Most market research teams now default to online unless the research specifically requires physical product interaction.

When to Use Focus Groups

  • Concept and creative testing: getting reactions to new product ideas, ad concepts, packaging designs, or messaging before investing in production.
  • Exploratory research: understanding a new market, audience, or problem space before designing a quantitative study.
  • Brand and perception studies: exploring how people talk about your brand versus competitors in a social setting.
  • Usability and experience feedback: watching a group react to a prototype, website, or service experience in real time.
  • Post-quantitative close looks: exploring the "why" behind unexpected survey results or market trends.

Common Mistakes

  • Running only one group and treating it as representative. One group of 8 people isn't a sample, it's a conversation. You need multiple groups to distinguish genuine patterns from idiosyncratic dynamics. A minimum of 3 groups per segment is standard practice.
  • Letting one participant dominate. A single loud voice can shift the entire group's expressed opinions. Moderators need active strategies for balancing participation, including round-robin responses and individual written exercises before group discussion.
  • Confusing focus groups with brainstorming sessions.
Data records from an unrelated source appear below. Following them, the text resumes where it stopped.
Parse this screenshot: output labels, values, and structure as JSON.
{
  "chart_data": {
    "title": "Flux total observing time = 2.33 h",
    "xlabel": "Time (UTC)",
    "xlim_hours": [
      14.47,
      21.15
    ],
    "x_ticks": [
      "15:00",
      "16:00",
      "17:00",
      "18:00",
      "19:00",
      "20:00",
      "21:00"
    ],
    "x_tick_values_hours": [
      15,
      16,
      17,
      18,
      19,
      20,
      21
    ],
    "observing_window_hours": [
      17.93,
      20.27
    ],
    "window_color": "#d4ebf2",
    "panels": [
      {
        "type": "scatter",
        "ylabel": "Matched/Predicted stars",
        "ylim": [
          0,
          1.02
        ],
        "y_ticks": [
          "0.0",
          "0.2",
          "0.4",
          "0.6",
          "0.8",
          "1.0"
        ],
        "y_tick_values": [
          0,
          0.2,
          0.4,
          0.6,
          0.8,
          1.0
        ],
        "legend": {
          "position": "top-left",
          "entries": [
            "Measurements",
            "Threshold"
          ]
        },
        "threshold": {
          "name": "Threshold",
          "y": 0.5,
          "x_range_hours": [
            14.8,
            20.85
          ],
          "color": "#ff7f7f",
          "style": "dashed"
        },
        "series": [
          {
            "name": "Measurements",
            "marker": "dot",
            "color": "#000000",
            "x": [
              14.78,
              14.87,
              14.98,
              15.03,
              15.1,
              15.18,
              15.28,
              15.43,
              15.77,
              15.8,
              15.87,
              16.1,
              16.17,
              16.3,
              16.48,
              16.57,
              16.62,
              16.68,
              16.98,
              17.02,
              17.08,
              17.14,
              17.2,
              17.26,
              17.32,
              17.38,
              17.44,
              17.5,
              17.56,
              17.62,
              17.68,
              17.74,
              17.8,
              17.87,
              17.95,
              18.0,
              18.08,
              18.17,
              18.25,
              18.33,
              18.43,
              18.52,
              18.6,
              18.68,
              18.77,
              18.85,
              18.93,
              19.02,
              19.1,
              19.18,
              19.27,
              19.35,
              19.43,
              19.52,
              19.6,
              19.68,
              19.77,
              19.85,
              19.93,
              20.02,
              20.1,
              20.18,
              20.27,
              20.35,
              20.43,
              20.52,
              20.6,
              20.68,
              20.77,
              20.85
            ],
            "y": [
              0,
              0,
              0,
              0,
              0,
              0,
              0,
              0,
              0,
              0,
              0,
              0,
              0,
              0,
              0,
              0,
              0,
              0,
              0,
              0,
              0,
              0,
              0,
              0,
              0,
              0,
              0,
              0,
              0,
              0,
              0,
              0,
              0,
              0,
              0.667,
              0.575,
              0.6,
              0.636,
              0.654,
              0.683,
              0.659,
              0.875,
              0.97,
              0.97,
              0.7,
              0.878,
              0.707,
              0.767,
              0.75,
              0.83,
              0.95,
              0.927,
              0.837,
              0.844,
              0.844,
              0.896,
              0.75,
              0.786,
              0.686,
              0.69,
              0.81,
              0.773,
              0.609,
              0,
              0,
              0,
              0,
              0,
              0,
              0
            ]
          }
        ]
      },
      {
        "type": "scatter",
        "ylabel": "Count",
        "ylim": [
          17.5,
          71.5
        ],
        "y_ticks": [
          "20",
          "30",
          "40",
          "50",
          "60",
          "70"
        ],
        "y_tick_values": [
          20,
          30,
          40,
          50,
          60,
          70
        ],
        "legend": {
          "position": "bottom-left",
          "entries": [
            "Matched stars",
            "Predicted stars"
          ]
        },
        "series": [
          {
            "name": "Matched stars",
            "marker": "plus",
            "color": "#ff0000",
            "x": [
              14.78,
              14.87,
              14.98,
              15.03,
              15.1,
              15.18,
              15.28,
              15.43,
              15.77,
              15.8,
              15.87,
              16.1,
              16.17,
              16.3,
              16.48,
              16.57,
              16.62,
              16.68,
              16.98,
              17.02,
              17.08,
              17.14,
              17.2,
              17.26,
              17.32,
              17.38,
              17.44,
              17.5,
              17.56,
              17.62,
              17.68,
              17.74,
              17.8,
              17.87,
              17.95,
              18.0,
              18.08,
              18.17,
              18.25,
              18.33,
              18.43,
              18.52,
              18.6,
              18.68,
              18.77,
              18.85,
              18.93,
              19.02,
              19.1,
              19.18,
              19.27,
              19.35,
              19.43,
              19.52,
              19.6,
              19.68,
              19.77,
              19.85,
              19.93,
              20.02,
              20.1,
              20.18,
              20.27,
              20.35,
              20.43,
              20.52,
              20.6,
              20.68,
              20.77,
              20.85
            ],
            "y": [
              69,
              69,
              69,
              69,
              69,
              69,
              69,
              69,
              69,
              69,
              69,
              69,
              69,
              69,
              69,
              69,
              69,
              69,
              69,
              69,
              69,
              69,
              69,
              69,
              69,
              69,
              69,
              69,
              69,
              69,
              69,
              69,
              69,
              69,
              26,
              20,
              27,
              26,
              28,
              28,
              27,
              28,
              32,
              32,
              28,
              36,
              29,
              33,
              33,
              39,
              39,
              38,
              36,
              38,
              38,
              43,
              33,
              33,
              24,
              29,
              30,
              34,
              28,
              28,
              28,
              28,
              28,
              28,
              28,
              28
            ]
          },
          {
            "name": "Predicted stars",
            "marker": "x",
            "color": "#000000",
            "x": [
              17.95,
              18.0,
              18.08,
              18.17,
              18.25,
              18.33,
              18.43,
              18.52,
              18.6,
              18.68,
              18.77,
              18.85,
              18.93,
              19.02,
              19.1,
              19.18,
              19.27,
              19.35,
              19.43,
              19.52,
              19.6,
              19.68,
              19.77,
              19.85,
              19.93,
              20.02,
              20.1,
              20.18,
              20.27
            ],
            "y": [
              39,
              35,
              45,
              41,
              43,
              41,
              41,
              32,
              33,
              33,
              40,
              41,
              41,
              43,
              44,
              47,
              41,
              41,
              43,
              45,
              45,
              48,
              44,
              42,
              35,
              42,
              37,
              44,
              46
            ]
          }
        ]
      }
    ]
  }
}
Focus groups are research, they're designed to understand existing attitudes and experiences, not to generate ideas. When the objective shifts to ideation, different facilitation techniques apply.

Quali-Fi Support

Quali-Fi's platform supports both live video focus groups and asynchronous discussion boards with built-in recording, transcription, and AI-powered thematic coding. Run sessions with participants anywhere, then analyze transcripts using automated qualitative coding and sentiment analysis tools that surface key themes in minutes rather than days.

Run your next focus group with Quali-Fi{:.cta-button }

FAQs

How many people should be in a focus group?

The standard range is 6-10 participants per group. Fewer than 6 risks a flat discussion with limited interaction. More than 10 makes it hard for everyone to contribute and for the moderator to manage the conversation. Mini-groups of 4-5 are increasingly popular for sensitive topics or complex B2B subjects where each participant needs more airtime.

How many focus groups do I need?

Plan for 3-5 groups per audience segment. If you're comparing two segments (e.g., current customers vs. Prospects), that's 6-10 groups total. You've run enough groups when new sessions stop producing new themes, a concept researchers call data saturation.

What's the difference between a focus group and an in-depth interview?

Focus groups use group interaction, participants react to each other, which surfaces social dynamics and shared experiences. In-depth interviews go deeper with individual participants, which is better for sensitive topics, complex personal narratives, or situations where social pressure would distort responses. Many studies use both methods together.